Eylül 2015’den bu yana restore edileceği gerekçesi ile kapatılan Trabzon’da bulunan dünyaca ünlü Sümela Manastırı, henüz ziyaretçilere kapılarını açamadı. Kültür ve Turizm Bakanlığı konuya dair açıklama yapmazken, manastırın akıbeti merak konusu. Sümela Manastırı’nda 1991’de başlayan restorasyon çalışmaları sırasında 14 yılda tam altı firma değişti. Yaklaşık 1 buçuk milyon lira harcanarak 2007’de tamamlanan ilk restorasyon skandalla sonuçlandı. Çünkü, Kültür ve Turizm Bakanlığı’nın 7 yıl önce oluşturduğu Bilim Kurulu, manastırın zeminine beton dökülmesi, bölgedeki taşları kullanmak yerine başka illerden beyaz taş getirilmesi gibi orijinal yapıya aykırı yöntemlerle restorasyon değil adeta inşaat yapıldığını belirledi.

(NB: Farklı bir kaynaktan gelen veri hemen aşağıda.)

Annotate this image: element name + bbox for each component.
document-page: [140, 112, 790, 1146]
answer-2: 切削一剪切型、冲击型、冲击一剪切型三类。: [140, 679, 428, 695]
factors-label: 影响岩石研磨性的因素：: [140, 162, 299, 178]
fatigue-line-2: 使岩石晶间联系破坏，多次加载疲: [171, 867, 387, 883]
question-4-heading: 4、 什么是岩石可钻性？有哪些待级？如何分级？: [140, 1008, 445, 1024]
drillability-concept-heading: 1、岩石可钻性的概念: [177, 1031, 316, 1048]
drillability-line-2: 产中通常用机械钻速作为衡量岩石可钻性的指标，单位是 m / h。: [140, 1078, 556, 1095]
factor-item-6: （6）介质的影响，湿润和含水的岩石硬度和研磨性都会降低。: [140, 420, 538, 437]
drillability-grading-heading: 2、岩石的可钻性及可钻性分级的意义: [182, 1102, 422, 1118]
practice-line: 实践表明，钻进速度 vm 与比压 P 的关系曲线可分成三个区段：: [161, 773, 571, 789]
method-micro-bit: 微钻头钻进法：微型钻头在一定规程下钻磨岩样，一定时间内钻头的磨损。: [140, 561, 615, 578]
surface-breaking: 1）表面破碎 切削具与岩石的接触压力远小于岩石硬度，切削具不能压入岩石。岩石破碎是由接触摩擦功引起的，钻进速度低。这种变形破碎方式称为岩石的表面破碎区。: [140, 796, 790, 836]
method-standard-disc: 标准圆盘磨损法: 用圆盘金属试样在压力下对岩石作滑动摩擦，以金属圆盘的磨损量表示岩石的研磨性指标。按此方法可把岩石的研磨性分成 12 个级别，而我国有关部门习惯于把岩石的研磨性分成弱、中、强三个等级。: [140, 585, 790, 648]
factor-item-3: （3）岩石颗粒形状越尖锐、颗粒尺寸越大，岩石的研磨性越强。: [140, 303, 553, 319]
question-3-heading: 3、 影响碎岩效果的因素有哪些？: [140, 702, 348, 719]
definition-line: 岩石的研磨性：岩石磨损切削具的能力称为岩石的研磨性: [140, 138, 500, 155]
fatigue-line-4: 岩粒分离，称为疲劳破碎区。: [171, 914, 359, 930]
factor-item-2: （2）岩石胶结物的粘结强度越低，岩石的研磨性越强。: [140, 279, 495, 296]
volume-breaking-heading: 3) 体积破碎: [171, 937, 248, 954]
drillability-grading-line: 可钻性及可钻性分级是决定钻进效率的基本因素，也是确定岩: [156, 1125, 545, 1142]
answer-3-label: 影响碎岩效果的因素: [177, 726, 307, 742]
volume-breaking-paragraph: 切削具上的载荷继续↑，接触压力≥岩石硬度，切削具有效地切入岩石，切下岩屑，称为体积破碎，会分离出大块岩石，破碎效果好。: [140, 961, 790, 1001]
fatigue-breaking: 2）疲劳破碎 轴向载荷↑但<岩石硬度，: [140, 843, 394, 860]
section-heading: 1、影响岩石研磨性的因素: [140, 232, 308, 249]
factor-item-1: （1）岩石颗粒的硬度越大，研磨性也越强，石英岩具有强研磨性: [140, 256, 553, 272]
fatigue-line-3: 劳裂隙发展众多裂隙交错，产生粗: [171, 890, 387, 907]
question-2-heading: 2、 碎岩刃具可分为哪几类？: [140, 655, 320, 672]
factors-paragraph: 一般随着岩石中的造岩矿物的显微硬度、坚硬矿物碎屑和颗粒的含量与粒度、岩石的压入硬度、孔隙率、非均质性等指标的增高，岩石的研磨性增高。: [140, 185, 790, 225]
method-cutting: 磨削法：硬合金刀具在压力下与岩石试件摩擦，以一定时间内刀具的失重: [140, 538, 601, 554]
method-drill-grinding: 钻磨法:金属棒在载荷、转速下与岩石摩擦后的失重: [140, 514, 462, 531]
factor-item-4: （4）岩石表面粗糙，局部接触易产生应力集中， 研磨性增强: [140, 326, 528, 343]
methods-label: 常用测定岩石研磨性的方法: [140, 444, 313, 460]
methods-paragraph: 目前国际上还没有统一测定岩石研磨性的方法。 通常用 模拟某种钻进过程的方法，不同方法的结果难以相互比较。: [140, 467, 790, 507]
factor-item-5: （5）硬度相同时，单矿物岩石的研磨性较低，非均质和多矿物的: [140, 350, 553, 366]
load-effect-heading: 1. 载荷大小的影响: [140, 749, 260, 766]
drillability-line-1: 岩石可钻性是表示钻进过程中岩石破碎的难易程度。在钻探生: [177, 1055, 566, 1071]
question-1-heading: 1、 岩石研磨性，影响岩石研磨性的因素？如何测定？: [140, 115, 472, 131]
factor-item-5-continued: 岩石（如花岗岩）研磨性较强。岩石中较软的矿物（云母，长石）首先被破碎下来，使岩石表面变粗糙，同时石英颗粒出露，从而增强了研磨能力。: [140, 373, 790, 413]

3 yıldır restorasyon yapılıyor
Bunun üzerine yaklaşık 4 milyon TL daha harcanarak restorasyonun yüzde 73’ünün sil baştan yapılmasına karar verildi. Kültür ve Turizm Bakanlığı, hem restorasyon hem de kaya düşme tehlikesinin önüne geçmek amacıyla 22 Eylül 2015’de çalışmalarına yeniden başladı. Manastır ziyaretçilere kapatılırken yenileme çalışmalarının 2 yıl içinde bitirileceği duyuruldu. Trabzon Kültür Müdürlüğü sayfasında bir dönem, manastırın Ağustos 2017’de açılacağı ifade edilmesine rağmen, daha sonra önce Haziran 2018, ardından ise Ağustos 2018 tarihlerinde ziyaretçilere açılacağı duyuruldu.
Yetkililer teyit etti
Müdürlüğün web sayfasında ise “Sümela Manastırı, Kültür Varlıkları ve Müzeler Genel Müdürlüğü tarafından yapılacak restorasyon çalışmaları nedeniyle ziyarete kapalıdır” cümlesi dikkat çekiyor. Haberi teyit etmek için aradığımız müdürlüğün ilgili birimleri de manastırın, restorasyon çalışmaları nedeniyle ziyarete halen kapalı olduğunu belirtti.
Ne zaman yapıldı?
Sümela Manastırı’nın Bizans İmparatoru I. Theodosius zamanında (375- 395) Atina’dan gelen Barnabas ve Sophronios isimli iki rahip tarafından kurulduğu düşünülüyor. Sümela, manastır işlevini 1923 yılına kadar sürdürdü. Yapı esas olarak ana kaya kilisesi, birkaç şapel, mutfak, öğrenci odaları, misafirhane, kütüphane ile kutsal ayazmadan oluşuyor. Manastırın girişinde su getirdiği anlaşılan su kemeri yamaca yaslanmış durumda bulunuyor. Çok gözlü olan bu kemerin bugün büyük bir bölümü yıkılmış durumda. Avlunun etrafındaki binalar içindeki dolaplar, hücreler, ocaklarda Türk sanatının etkileri de görülüyor. Manastırın ana ünitesini meydana getiren kaya, kilisesinin ve ona bitişik şapelin iç ve dış duvarlarını donatan freskler 18. yüzyılın başlarına tarihlenir. Bu fresklerde üç ayrı devirde yapılan üç tabaka görülüyor.